The business fundamentals are taught in every MBA program. Economics, finance, accounting, organizational behavior, marketing, and statistics are in the basic range for master of business administration programs. In business school these subjects are considered a foundation group of courses required for each and every candidate.

These core courses make up the first year of study in a two-year full-time program. In some programs, students who have a prior background in business can by pass some or all of the core courses on the basis of either a special examination or an evaluation of the undergraduate transcript. In some programs, students who have a previous backdrop in business can go around some or all of the foundation courses on the basis of either a special examination or an assessment of the undergraduate record.

Friday, August 25, 2006

The 2005 ENR

The 2005 ENR:

Operated 5,063 km of rail using standard gauge of 1435 mm. This is the same gauge as used by neighboring Libya and Israel. In the South the railway system of Sudan operates on a narrow gauge. Rail service is a critical part of the transportation infrastructure of the country but of limited service for transit. Majority of engines are diesel-driven. Sixty-three km are electrified, namely commuter lines between Cairo-Hulwan and Cairo-Heliopolis. While ENR purchases engines and rail abroad, passenger wagons are built and refurbished in Egypt by the Societe General Egyptienne de Materiel des Chemins de Fer. While some services have been privatized that is some food service, sleeper trains, ENR is considering further steps in privatization to increase efficiency and improve service. In addition ENR has dormant real estate holding that it plans to utilize in a more profitable way.

Thursday, August 10, 2006

poultry

Poultry is a group of cultivated birds worn for their food or for their eggs. It generally refers to meat of other birds like pigeons or doves, or game birds. Flight muscles on its chest are the stocky part of a bird, which is called as the breast meat. Then the former and instant segment of its legs called as the thigh and drumstick meat. There is a distinction between white meat and dark meat, because of the less oxygen-carrying myoglobin containing in it than walking muscles so this gives a lighter appearance. And this distinction could be seen in chicken and turkeys.

Friday, August 04, 2006

Super Computer

A supercomputer is a computer that leads the world in terms of processing capacity and speed of calculation. New York World newspaper in 1929 refers to a large custom-built tabulators IBM made for Columbia University first used the term “Super Computing”. Super Computers introduced in the year 1960s and were designed by Seymour Cray at Control Data Corporation (CDC), and led the market into the 1970s. The term supercomputer itself is rather fluid, and today's supercomputer tends to become tomorrow's also-ran.

Technologies developed for Supercomputers include:
Vector processing
Liquid cooling
Non-Uniform Memory Access (NUMA)
Striped disks
Parallel file systems

Supercomputers traditionally gained their speed over conventional computers through the use of innovative designs that allow them to perform many tasks in parallel, as well as complex detail engineering. They tend to be specialized for certain types of computation, usually numerical calculations, and perform poorly at more general computing tasks. Their memory hierarchy is very carefully designed to ensure the processor; much of the performance difference between slower computers and supercomputers is due to the memory hierarchy.
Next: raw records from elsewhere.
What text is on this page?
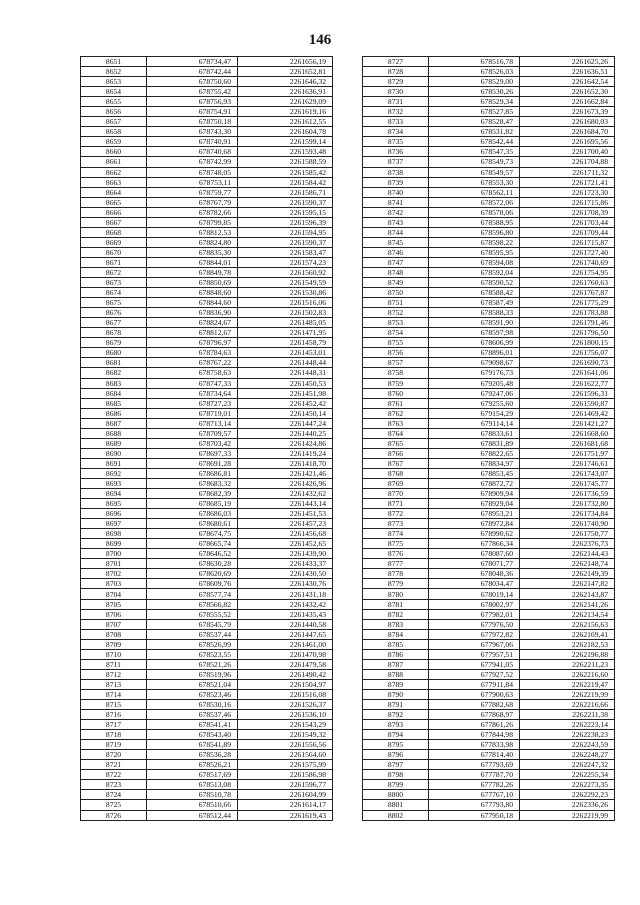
146
8651	678734,47	2261656,19
8652	678742,44	2261652,81
8653	678750,60	2261646,32
8654	678755,42	2261636,91
8655	678756,93	2261629,09
8656	678754,91	2261619,16
8657	678750,18	2261612,55
8658	678743,30	2261604,78
8659	678740,91	2261599,14
8660	678740,68	2261593,48
8661	678742,99	2261588,59
8662	678748,05	2261585,42
8663	678753,11	2261584,42
8664	678759,77	2261586,71
8665	678767,79	2261590,37
8666	678782,66	2261595,15
8667	678799,85	2261596,39
8668	678812,53	2261594,95
8669	678824,80	2261590,37
8670	678835,30	2261583,47
8671	678844,01	2261574,23
8672	678849,78	2261560,92
8673	678850,69	2261549,59
8674	678848,60	2261530,86
8675	678844,60	2261516,06
8676	678836,90	2261502,83
8677	678824,67	2261485,05
8678	678812,67	2261471,95
8679	678796,97	2261458,79
8680	678784,63	2261453,01
8681	678767,22	2261448,44
8682	678758,63	2261448,31
8683	678747,33	2261450,53
8684	678734,64	2261451,98
8685	678727,23	2261452,42
8686	678719,01	2261450,14
8687	678713,14	2261447,24
8688	678709,57	2261440,25
8689	678703,42	2261424,86
8690	678697,33	2261419,24
8691	678691,28	2261418,70
8692	678686,81	2261421,46
8693	678683,32	2261426,96
8694	678682,39	2261432,62
8695	678685,19	2261443,14
8696	678686,03	2261451,53
8697	678680,61	2261457,23
8698	678674,75	2261456,68
8699	678665,74	2261452,65
8700	678646,52	2261439,90
8701	678630,28	2261433,37
8702	678620,69	2261430,50
8703	678609,76	2261430,76
8704	678577,74	2261431,18
8705	678566,82	2261432,42
8706	678555,52	2261435,43
8707	678545,79	2261440,58
8708	678537,44	2261447,65
8709	678526,99	2261461,00
8710	678523,55	2261470,98
8711	678521,26	2261479,58
8712	678519,96	2261490,42
8713	678521,04	2261504,97
8714	678523,46	2261516,08
8715	678530,16	2261526,37
8716	678537,46	2261536,10
8717	678541,41	2261543,29
8718	678543,40	2261549,32
8719	678541,89	2261556,56
8720	678536,28	2261564,60
8721	678526,21	2261575,99
8722	678517,69	2261586,98
8723	678513,08	2261596,77
8724	678510,78	2261604,99
8725	678510,66	2261614,17
8726	678512,44	2261619,43
8727	678516,78	2261625,26
8728	678526,03	2261636,51
8729	678529,00	2261642,54
8730	678530,26	2261652,30
8731	678529,34	2261662,84
8732	678527,85	2261673,39
8733	678528,47	2261680,03
8734	678531,82	2261684,70
8735	678542,44	2261695,56
8736	678547,35	2261700,40
8737	678549,73	2261704,88
8738	678549,57	2261711,32
8739	678553,30	2261721,41
8740	678562,11	2261723,30
8741	678572,06	2261715,86
8742	678578,06	2261708,39
8743	678588,95	2261703,44
8744	678596,80	2261709,44
8745	678598,22	2261715,87
8746	678595,95	2261727,40
8747	678594,08	2261740,69
8748	678592,04	2261754,95
8749	678590,52	2261760,63
8750	678588,42	2261767,87
8751	678587,49	2261775,29
8752	678588,33	2261783,88
8753	678591,90	2261791,46
8754	678597,98	2261796,50
8755	678606,99	2261800,15
8756	678896,01	2261756,07
8757	679098,67	2261690,73
8758	679176,73	2261641,06
8759	679205,48	2261622,77
8760	679247,06	2261596,31
8761	679255,60	2261590,87
8762	679154,29	2261469,42
8763	679114,14	2261421,27
8764	678833,61	2261668,60
8765	678831,89	2261681,68
8766	678822,65	2261751,97
8767	678834,97	2261746,61
8768	678853,45	2261743,07
8769	678872,72	2261745,77
8770	678909,94	2261736,59
8771	678929,04	2261732,80
8772	678953,21	2261734,84
8773	678972,84	2261740,90
8774	678990,62	2261750,77
8775	677866,34	2262376,73
8776	678087,60	2262144,43
8777	678071,77	2262148,74
8778	678048,36	2262149,39
8779	678034,47	2262147,82
8780	678019,14	2262143,87
8781	678002,97	2262141,26
8782	677982,01	2262134,54
8783	677976,50	2262156,63
8784	677972,82	2262169,41
8785	677967,06	2262182,53
8786	677957,51	2262196,88
8787	677941,05	2262211,23
8788	677927,52	2262216,60
8789	677911,84	2262219,47
8790	677900,63	2262219,99
8791	677882,68	2262216,66
8792	677868,97	2262211,38
8793	677861,26	2262223,14
8794	677844,98	2262238,23
8795	677833,98	2262243,59
8796	677814,40	2262248,27
8797	677793,69	2262247,32
8798	677787,70	2262255,34
8799	677782,26	2262273,35
8800	677767,10	2262292,23
8801	677793,80	2262336,26
8802	677950,18	2262219,99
Their I/O systems tend to be designed to support high bandwidth, with latency less of an issue, because supercomputers are not used for transaction processing. Supercomputers are used for highly calculation-intensive tasks such as weather forecasting, climate research (including research into global warming), molecular modeling (computing the structures and properties of chemical compounds, biological macromolecules, polymers, and crystals), physical simulations (such as simulation of airplanes in wind tunnels, simulation of the detonation of nuclear weapons, and research into nuclear fusion), cryptanalysis, and the like. Major universities, military agencies and scientific research laboratories are heavy users.